The SP’s own assessment was that in 2017, 25 per cent of the Yadavs abandoned the party. “Many of them were gripped by the Modi wave. Secondly, Shivpal started to feel sidelined by Akhilesh and was not active anywhere except his own seat,” the source said.
Shivpal was the SP’s main organisational hand, who was credited by Mulayam with raising the edifice, brick by brick.
He quit the SP before the 2019 LS polls, floated his party Pragatisheel SP (Lohiya), and damaged its prospects in this belt. The prodigal son recently made up with Akhilesh and returned home. Pitted against Akhilesh was the Agra Member of Parliament Satya Pal Singh Baghel, who was once in the SP as a trusted aide of Mulayam. He was initially part of Mulayam’s security apparatus.
Unemployment was flagged in a big way by the SP in this round. “It’s not just about the closure of the glass industries,” said Kaptan Singh Yadav, the SP’s spokesperson, adding, “It’s also about the several thousand vacancies that went unfulfilled in the government sector, which is still the biggest source of jobs for young people.”
UP Chief Minister Adityanath recognised the gravity of the situation. In July 2021, his government initiated the recruitment process for 74,000 vacancies in various departments as well as for 30,000, 17,000, and 27,000 posts, respectively, in subordinate, secondary, and higher education. The results are not known.
According to Santosh Mehrotra, a human development economist who researches UP, the overall unemployment rate increased 2.5x and youth joblessness nearly 5x since 2012.

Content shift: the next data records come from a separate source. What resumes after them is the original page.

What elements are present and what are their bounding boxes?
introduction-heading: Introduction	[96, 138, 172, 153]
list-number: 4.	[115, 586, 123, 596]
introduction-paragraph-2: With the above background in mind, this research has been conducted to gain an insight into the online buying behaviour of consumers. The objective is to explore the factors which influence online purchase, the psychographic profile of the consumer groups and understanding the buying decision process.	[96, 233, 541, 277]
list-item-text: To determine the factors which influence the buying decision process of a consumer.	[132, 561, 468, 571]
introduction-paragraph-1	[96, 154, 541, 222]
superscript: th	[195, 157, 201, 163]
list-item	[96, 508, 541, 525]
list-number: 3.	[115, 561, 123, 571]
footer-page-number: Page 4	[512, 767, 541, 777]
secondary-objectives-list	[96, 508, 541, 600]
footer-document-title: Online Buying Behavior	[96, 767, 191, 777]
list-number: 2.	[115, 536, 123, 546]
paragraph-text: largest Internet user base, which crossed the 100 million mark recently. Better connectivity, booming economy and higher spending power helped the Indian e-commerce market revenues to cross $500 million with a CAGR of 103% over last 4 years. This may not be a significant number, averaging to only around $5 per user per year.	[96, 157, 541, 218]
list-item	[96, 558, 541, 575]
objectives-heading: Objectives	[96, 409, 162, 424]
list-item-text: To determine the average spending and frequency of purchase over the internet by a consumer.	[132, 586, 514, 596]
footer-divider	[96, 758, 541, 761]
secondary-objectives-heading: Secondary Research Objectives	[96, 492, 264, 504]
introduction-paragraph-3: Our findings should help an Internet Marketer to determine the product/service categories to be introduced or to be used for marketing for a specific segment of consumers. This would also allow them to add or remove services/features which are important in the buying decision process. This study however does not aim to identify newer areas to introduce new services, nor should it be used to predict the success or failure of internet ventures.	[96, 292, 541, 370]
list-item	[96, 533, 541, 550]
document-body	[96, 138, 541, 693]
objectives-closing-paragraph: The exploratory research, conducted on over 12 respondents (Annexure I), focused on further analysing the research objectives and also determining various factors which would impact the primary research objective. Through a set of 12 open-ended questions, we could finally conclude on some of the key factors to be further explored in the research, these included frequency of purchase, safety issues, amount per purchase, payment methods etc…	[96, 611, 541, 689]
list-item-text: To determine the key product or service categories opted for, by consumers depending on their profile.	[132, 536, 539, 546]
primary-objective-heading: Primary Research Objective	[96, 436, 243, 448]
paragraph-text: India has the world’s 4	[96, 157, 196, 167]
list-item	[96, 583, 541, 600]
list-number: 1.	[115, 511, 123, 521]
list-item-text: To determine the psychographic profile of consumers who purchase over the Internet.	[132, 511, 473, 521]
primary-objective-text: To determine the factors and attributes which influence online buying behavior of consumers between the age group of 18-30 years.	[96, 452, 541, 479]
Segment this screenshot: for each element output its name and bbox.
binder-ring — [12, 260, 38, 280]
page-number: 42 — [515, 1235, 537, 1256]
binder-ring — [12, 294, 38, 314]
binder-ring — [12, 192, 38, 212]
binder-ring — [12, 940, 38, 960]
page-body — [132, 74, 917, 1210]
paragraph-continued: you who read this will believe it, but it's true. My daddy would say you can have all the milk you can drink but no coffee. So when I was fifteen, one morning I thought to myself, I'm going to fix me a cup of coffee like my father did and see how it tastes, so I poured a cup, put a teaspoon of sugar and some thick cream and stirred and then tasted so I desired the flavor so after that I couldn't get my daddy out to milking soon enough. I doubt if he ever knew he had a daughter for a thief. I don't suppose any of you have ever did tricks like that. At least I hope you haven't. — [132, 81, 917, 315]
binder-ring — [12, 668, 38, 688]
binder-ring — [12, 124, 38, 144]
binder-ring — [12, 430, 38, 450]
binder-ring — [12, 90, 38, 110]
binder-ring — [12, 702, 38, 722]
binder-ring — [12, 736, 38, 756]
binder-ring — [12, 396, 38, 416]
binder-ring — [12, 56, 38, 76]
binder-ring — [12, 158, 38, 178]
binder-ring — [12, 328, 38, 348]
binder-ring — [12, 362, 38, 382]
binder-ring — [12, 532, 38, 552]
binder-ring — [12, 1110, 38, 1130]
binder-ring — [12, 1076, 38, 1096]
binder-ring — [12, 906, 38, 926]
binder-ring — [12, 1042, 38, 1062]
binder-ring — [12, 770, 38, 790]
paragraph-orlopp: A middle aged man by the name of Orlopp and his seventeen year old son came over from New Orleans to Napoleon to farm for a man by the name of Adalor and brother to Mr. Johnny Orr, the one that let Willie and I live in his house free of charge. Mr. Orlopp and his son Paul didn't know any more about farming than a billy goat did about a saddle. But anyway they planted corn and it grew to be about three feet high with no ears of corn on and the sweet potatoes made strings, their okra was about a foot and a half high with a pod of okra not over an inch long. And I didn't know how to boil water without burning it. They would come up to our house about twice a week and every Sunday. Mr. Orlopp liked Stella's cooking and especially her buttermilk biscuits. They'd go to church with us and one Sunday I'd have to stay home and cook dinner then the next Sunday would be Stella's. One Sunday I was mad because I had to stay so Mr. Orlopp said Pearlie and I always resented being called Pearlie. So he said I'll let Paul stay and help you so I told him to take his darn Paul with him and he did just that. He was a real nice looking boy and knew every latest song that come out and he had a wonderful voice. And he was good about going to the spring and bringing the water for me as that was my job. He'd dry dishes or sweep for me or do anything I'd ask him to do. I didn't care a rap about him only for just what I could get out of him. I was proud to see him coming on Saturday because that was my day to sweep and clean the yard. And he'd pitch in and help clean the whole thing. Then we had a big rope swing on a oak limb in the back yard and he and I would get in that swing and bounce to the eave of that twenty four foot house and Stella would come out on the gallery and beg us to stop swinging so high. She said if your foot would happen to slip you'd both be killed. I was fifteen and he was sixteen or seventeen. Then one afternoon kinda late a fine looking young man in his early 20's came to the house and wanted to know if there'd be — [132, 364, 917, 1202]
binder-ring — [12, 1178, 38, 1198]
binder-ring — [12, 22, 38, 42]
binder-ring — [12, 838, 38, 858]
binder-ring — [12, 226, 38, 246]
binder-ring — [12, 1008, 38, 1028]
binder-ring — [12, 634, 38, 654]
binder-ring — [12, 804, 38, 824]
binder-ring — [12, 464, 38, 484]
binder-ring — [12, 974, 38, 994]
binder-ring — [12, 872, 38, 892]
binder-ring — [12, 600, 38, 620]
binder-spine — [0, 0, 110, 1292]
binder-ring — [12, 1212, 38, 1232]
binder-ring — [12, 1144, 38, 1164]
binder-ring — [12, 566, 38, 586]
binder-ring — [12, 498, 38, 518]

Other episodes blotted the scenario. The UP Teachers’ Eligibility Test 2021 to recruit primary and upper primary teachers in state government schools was called off once the question paper was out in November 2021. A month later, when the candidates protested in Lucknow, police cracked down on them.
Discontent among the labarthees and livelihood issues might deny the BJP a repeat of its 2017 dream run in the third round.